Rekomendasi Bank Dunia: Ilusi Tuntaskan Kemiskinan Massal
Cara Islam Mengentaskan Kemiskinan Massal
Jika dalam naungan kapitalisme standar kemiskinan dapat diotak-atik melalui angka sesuai pengeluaran dan pendapatan individu. Tidak demikian dengan standar kemiskinan dalam Islam. Paradigma Islam memandang seseorang disebut miskin jika tidak mampu memenuhi kebutuhan pokoknya, yakni kebutuhan sandang, papan, pangan, kesehatan dan pendidikan.
Ada pun cara Islam menuntaskan kemiskinan, sebagaimana dikutip dari Buletin Kaffah edisi 049, 27/7/2018 adalah pertama, secara individual, Allah Swt. memerintahkan setiap Muslim yang mampu untuk bekerja mencari nafkah untuk dirinya dan keluarga yang menjadi tanggungannya. (QS. al-Baqarah [2]: 233).
Kedua, secara jama’i (kolektif) Allah Swt. memerintahkan kaum Muslimin untuk saling memperhatikan saudaranya yang kekurangan dan membutuhkan pertolongan. Rasulullah Saw. bersabda, “Tidaklah beriman kepadaku siapa saja yang tidur dalam keadaan kenyang, sementara tetangganya kelaparan, padahal ia tahu.” (HR. ath-Thabrani dan al-Bazzar).
Ketiga, Allah Swt. memerintahkan penguasa untuk bertanggung jawab atas seluruh urusan rakyatnya.
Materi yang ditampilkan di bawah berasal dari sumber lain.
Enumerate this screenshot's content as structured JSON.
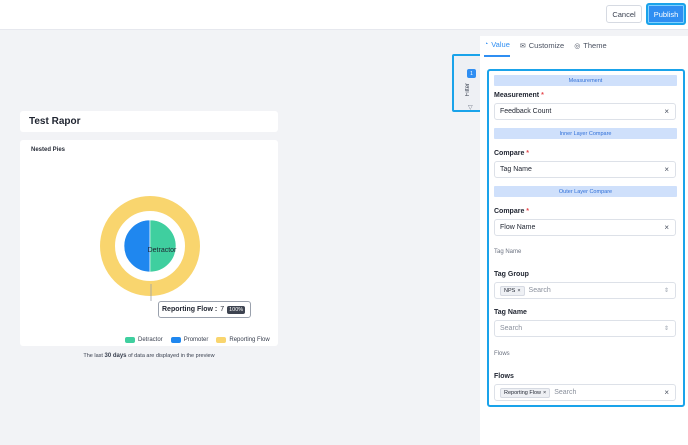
{
  "header": {
    "cancel_label": "Cancel",
    "publish_label": "Publish"
  },
  "report": {
    "title": "Test Rapor",
    "chart_title": "Nested Pies"
  },
  "chart_data": {
    "type": "pie",
    "title": "Nested Pies",
    "inner": {
      "series": [
        {
          "name": "Promoter",
          "value": 50,
          "color": "#1f87ef"
        },
        {
          "name": "Detractor",
          "value": 50,
          "color": "#3fcf9f"
        }
      ],
      "center_label": "Detractor"
    },
    "outer": {
      "series": [
        {
          "name": "Reporting Flow",
          "value": 100,
          "color": "#f9d56e"
        }
      ]
    },
    "legend": [
      {
        "name": "Detractor",
        "color": "#3fcf9f"
      },
      {
        "name": "Promoter",
        "color": "#1f87ef"
      },
      {
        "name": "Reporting Flow",
        "color": "#f9d56e"
      }
    ],
    "legend_position": "bottom-right"
  },
  "tooltip": {
    "label": "Reporting Flow :",
    "value": "7",
    "percent": "100%"
  },
  "footnote": {
    "prefix": "The last",
    "bold": "30 days",
    "suffix": "of data are displayed in the preview"
  },
  "filter": {
    "badge": "1",
    "label": "Filter"
  },
  "tabs": [
    {
      "label": "Value",
      "icon": "value-icon"
    },
    {
      "label": "Customize",
      "icon": "envelope-icon"
    },
    {
      "label": "Theme",
      "icon": "theme-icon"
    }
  ],
  "form": {
    "section_measurement": "Measurement",
    "measurement_label": "Measurement",
    "measurement_value": "Feedback Count",
    "section_inner": "Inner Layer Compare",
    "compare_inner_label": "Compare",
    "compare_inner_value": "Tag Name",
    "section_outer": "Outer Layer Compare",
    "compare_outer_label": "Compare",
    "compare_outer_value": "Flow Name",
    "tag_name_caption": "Tag Name",
    "tag_group_label": "Tag Group",
    "tag_group_chip": "NPS",
    "tag_group_placeholder": "Search",
    "tag_name_label": "Tag Name",
    "tag_name_placeholder": "Search",
    "flows_caption": "Flows",
    "flows_label": "Flows",
    "flows_chip": "Reporting Flow",
    "flows_placeholder": "Search",
    "required_mark": "*"
  }
}
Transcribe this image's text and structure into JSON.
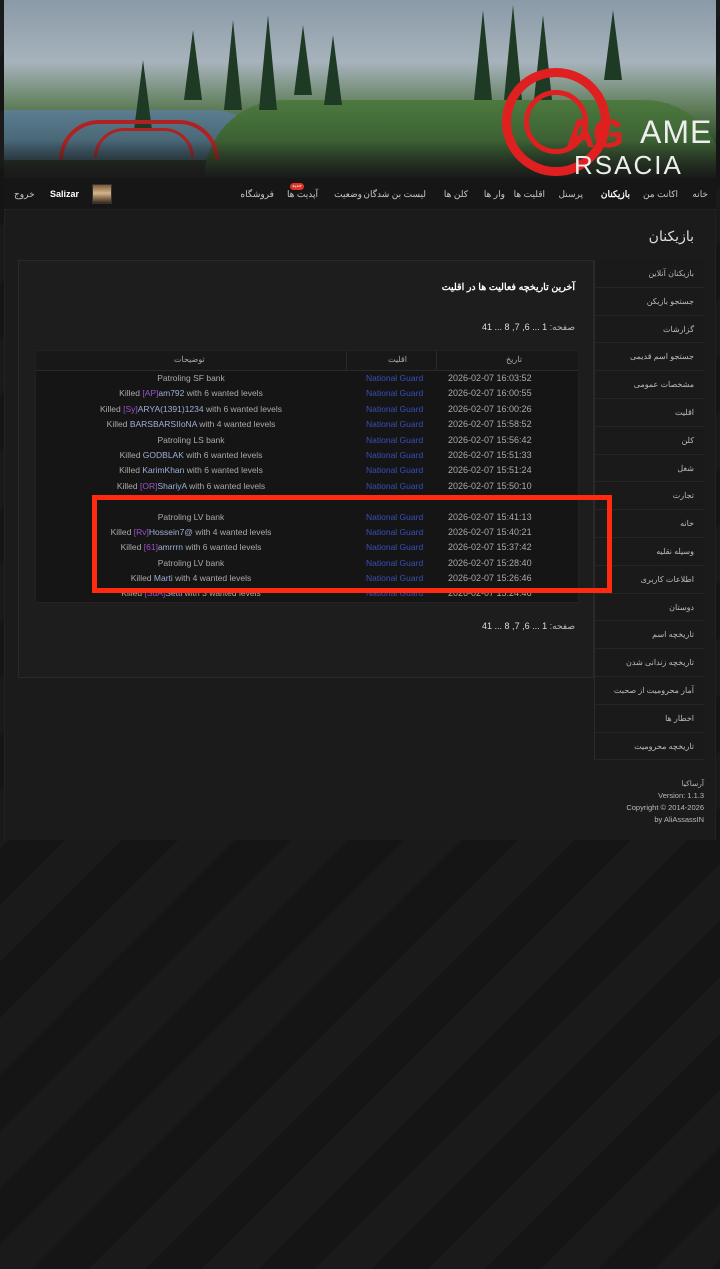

Termasuk menjamin kebutuhan pokok mereka. Rasulullah saw. bersabda, “Pemimpin atas manusia adalah pengurus dan ia bertanggung jawab atas rakyat yang dia urus.” (HR. al-Bukhari, Muslim dan Ahmad).
Negara tidak hanya memerintahkan rakyat untuk bekerja. Tetapi juga membuka lapangan kerja seluas-luasnya. Negara juga menyediakan pelayanan kesehatan dan pendidikan murah dan berkualitas, bahkan gratis. Dan semua itu diberikan kepada seluruh warga negara yang berada dalam naungannya. Tanpa membedakan agama, bangsa, etnik, ras dan sukunya.
Sejarah mencatat dengan tinta emas, bagaimana dulu sebagai kepala negara, Kanjeng Nabi Saw. menyediakan lapangan kerja bagi rakyatnya dan menjamin kehidupan mereka. Pada zaman beliau ada ahlus-shuffah. Mereka adalah para sahabat tergolong dhuafa. Mereka diizinkan tinggal di Masjid Nabawi dengan mendapatkan santunan dari kas negara.
Saat menjadi khalifah, Amirul Mukminin Umar bin al-Khaththab biasa memberikan insentif untuk setiap bayi yang lahir demi menjaga dan melindungi anak-anak. Beliau juga membangun “rumah tepung” (dar ad-daqiq) bagi para musafir yang kehabisan bekal.
Khalifah Umar bin Abdul Aziz membuat kebijakan pemberian insentif untuk membiayai pernikahan para pemuda yang kekurangan uang. Begitu pula pada masa Kekhalifahan Abbasiyah, dibangun rumah sakit-rumah sakit lengkap dan canggih pada masanya yang melayani rakyat dengan cuma-cuma.
Demikianlah secuil kisah kegemilangan sistem Islam dalam mengentaskan kemiskinan. Tentunya akan menjadi obat mujarab, jika sistem Islam diterapkan secara komprehensif dalam institusi negara. Selama sistem kapitalisme bercokol di negeri ini, pengentasan kemiskinan massal hanya ilusi berkepanjangan yang tidak kunjung berakhir. Wallahu’alam bishshawwab.